Companies at the forefront of AI would naturally like to stay at the forefront, so it’s no surprise they want to stay close to smaller startups that are putting some of their newest advancements to work.

Last month, for example, Neo, a startup accelerator founded by Silicon Valley investor Ali Partovi, announced that OpenAI and Microsoft have offered to provide free software and advice to companies in a new track focused on artificial intelligence.

Now, another Bay Area outfit — House Fund, which invests in startups with ties to UC Berkeley — says it is launching an AI accelerator and that, similarly, OpenAI, Microsoft, Databricks, and Google’s Gradient Ventures are offering participating startups free and early access to tech from their companies, along with mentorship from top AI founders and executives at these companies.

We talked with House Fund founder Jeremy Fiance over the weekend to get a bit more color about the program, which will replace a broader-based accelerator program House Fund has run and whose alums include an additive manufacturing software company, Dyndrite, and the managed app development platform Chowbotics, whose most recent round in January brought the company’s total funding to more than $60 million.

For founders interested in learning more, the new AI accelerator program runs for two months, kicking off in early July and ending in early September. Six or so companies will be accepted, with the early application deadline coming up next week on April 13th. (The final application deadline is on June 1.) As for the time commitment involved across those two months, every startup could have a different experience, says Fiance. “We’re there when you need us, and we’re good at staying out of the way.”

There will be the requisite kickoff retreat to spark the program and founders to get to know one another. Candidates who are accepted will also have access to some of UC Berkeley’s renowned AI professors, including Michael Jordan, Ion Stoica, and Trevor Darrell. And they can opt into dinners and events in collaboration with these various constituents.

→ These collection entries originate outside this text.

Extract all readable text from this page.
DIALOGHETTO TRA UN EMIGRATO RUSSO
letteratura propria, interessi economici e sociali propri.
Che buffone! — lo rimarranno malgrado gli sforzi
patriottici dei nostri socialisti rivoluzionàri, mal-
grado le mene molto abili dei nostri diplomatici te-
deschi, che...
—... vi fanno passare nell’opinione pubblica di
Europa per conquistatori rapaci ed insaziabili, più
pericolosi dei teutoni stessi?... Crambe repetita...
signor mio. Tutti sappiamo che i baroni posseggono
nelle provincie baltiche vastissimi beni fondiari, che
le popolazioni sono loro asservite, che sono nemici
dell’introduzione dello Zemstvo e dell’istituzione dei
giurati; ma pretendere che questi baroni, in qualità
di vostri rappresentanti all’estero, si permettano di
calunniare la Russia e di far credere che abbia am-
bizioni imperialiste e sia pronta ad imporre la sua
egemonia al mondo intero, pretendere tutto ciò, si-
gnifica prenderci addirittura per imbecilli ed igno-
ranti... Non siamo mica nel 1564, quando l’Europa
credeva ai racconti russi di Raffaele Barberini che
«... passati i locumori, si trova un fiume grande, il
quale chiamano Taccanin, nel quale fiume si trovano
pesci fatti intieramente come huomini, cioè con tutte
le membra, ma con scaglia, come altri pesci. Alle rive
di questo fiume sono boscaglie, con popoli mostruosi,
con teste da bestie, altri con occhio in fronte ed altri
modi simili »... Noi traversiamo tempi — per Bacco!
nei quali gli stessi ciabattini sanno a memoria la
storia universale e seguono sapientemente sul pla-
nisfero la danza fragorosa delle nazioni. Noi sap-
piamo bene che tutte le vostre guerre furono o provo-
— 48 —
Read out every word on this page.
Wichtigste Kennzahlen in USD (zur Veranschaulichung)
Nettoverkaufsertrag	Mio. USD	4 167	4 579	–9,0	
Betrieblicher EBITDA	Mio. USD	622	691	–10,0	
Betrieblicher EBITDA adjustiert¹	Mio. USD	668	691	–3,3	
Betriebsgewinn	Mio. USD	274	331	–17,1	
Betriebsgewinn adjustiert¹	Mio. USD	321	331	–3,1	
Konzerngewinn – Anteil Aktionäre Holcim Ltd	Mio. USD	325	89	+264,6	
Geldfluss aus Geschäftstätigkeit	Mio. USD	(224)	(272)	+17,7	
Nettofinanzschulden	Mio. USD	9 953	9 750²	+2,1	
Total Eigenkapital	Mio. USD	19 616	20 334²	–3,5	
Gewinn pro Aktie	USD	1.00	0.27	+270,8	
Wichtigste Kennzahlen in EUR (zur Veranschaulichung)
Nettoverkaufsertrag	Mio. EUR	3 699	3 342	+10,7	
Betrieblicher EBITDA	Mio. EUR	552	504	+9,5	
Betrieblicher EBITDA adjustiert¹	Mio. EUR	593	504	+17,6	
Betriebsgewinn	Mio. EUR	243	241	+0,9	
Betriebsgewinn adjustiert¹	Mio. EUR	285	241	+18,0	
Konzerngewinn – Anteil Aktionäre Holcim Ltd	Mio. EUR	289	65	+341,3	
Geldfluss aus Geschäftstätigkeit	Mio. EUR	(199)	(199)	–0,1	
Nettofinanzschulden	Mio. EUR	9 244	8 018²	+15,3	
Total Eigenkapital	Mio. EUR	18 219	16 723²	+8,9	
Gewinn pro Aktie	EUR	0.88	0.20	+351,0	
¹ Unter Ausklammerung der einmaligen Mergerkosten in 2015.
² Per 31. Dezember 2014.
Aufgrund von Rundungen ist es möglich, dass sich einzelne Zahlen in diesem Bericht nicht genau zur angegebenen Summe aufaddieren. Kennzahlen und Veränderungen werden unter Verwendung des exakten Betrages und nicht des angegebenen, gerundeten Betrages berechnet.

As for some of the financial dynamics, every startup that goes through the program will receive a $1 million investment on a $10 million post-money SAFE note. Importantly, too, as with the House Fund’s venture dollars, its AI accelerator is seeking startups that have at least one Berkeley-affiliated founder on the co-founding team. That includes alumni, faculty, PhDs, postdocs, staff, students, dropouts, and other affiliates.

There is no demo day. Instead, says Fiance, founders will receive “directed, personal introductions” to the VCs who best fit with their startups.

Given the buzz over AI, the new program could supercharge House Fund, the venture organization, which is already growing fast. Fiance launched it in 2016 with just $6 million and it now manages $300 million in assets, including on behalf of Berkeley Endowment Management Company and the University of California.

At the same time, the competition out there is fierce and growing more so by the day.

Though OpenAI has offered to partner with House Fund, for example, the San Francisco-based company announced its own accelerator back in November. Called Converge, the cohort was to be made up of 10 or so founders who received $1 million each and admission to five weeks of office hours, workshops and other events that ended and that received their funding from the OpenAI Startup Fund.

Y Combinator, the biggest accelerator in the world, is also oozing with AI startups right now, all of them part of a winter class that will be talking directly with investors this week via demo days that are taking place tomorrow, April 5th, and on Thursday.